Также одним из ключевых моментов здесь для философии Нечкасова становится объединение монистического принципа имён божеств, который был разобран нами ранее, и хайдеггерианского «опрашивания» бытия, что вместе формирует самобытное учение, объясняющее множество имён для божеств при монизме: «Имя есть символ, а значит, он холистически отсылает нас ещё к чему-то, к окрестным значениям, контекстам, сюжетам, совпадениям и ассоциациям. Хайдеггер говорит, что слово именует Богов, и сами Боги могут войти в слово только тогда, когда его речёт человек как ответ на их ещё до-словное [пред-словное] вопрошание. Ещё безымянные Боги вопрошают человека, и он ответом дарует им слово для вхождения в бытие. Отчасти поэтому Боги многоимённы, и всё равно ни одно их имя, ни их совокупность не охватывают целиком всю сущность Бога»[35].

Такой подход к именам Божественного, которые для языческого традиционалиста де-факто тождественны разным аспектам Бытия[36], изменяет оптику воззрения на ещё безымянных божеств, делая их непроявленными, однако способными явиться как Бытие через язык (речь). Это подводит мысль Е. А. Нечкасова к вопросу о «Ничто» и «Новом Начале»[37].

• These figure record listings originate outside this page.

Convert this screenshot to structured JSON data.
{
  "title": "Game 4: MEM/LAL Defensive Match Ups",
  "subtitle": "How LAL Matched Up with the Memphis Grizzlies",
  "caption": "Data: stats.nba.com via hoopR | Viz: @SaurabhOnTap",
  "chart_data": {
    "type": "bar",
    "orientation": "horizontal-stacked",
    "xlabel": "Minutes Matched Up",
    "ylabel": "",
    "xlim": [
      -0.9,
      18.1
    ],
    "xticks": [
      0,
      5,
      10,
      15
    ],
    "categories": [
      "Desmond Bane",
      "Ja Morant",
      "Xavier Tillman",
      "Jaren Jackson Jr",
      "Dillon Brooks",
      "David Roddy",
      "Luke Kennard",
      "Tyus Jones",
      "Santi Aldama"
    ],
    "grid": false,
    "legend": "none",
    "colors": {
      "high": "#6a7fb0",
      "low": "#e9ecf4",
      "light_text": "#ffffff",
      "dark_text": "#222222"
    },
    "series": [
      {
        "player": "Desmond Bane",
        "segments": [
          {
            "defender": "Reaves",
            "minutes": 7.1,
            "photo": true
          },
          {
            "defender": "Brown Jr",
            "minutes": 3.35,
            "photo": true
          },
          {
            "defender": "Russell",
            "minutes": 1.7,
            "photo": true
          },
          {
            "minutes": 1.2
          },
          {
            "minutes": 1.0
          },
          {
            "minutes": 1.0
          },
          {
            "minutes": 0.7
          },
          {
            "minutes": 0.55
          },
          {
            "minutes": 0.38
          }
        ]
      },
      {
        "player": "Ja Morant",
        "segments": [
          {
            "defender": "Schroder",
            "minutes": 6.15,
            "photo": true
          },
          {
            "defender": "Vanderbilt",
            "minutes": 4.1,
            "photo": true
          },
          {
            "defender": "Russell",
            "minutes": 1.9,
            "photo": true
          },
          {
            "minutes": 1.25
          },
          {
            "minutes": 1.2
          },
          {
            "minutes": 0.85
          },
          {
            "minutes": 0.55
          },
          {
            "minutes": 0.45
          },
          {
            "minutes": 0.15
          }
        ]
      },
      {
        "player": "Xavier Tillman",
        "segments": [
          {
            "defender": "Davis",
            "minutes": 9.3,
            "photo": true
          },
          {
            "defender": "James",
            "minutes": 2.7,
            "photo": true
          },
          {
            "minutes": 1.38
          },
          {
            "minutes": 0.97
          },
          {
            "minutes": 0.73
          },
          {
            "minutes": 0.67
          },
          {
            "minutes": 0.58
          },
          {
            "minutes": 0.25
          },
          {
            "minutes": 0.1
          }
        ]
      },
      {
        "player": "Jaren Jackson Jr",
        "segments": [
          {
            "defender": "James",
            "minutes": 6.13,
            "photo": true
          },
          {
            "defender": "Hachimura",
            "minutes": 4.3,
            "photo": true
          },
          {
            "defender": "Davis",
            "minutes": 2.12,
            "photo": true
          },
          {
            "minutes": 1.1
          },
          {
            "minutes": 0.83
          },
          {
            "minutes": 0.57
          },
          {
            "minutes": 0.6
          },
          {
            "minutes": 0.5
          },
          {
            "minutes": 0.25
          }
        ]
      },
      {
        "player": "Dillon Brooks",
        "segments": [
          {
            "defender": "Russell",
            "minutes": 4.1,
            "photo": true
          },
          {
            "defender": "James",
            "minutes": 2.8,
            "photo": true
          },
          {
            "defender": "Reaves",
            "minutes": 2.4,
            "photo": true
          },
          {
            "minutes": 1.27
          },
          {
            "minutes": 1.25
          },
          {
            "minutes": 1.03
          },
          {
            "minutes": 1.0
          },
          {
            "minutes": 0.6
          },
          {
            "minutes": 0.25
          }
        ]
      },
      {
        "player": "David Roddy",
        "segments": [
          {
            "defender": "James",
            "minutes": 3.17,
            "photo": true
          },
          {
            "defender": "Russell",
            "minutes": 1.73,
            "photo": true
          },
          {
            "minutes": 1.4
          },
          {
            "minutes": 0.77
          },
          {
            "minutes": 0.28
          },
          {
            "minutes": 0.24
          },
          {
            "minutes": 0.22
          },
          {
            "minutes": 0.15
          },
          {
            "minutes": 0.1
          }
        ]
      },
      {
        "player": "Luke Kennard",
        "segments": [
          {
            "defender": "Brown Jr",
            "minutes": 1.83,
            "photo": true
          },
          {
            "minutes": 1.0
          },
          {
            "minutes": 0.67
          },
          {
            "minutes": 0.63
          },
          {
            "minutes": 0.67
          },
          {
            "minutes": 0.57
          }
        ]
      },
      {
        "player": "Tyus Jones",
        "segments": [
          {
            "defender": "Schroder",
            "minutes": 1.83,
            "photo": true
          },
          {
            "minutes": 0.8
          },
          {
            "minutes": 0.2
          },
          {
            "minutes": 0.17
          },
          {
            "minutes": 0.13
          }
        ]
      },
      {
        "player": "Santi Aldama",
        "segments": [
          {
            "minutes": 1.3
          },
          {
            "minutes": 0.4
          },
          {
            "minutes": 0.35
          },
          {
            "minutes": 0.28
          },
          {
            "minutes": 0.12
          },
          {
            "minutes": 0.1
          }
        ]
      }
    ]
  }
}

Ничто для Хайдеггера является одним из самых важных вещей для понимания не только Бытия, но и всей онтологии в целом[38]. Именно «Ничто», по Хайдеггеру, является той «инстанцией», из которой можно раскрыть сущее и Бытие фундаментально и изначально. Фактически Хайдеггер делает утверждение, что основой всего Бытия является то самое «Ничто». «Ничто есть условие возможности раскрытия сущего как такового для человеческого бытия»[39]. Хайдеггер говорит о НеБытии как об основе понимания Бытия, «голос истины, которая раскрывает познание бытия» для Хайдеггера — это тишина, которая кажется нам пустой. Именно в этой пустоте и кроется начало. «Стенки и дно — конечно, непроницаемое в ёмкости. Только непроницаемое — это ещё не вмещающее. Когда мы наполняем чашу, вливаемое течёт до полноты в пустую чашу. Пустота — вот вмещающее в ёмкости. Пустота, это Ничто в чаше, есть то, чем является чаша как приемлющая ёмкость»[40].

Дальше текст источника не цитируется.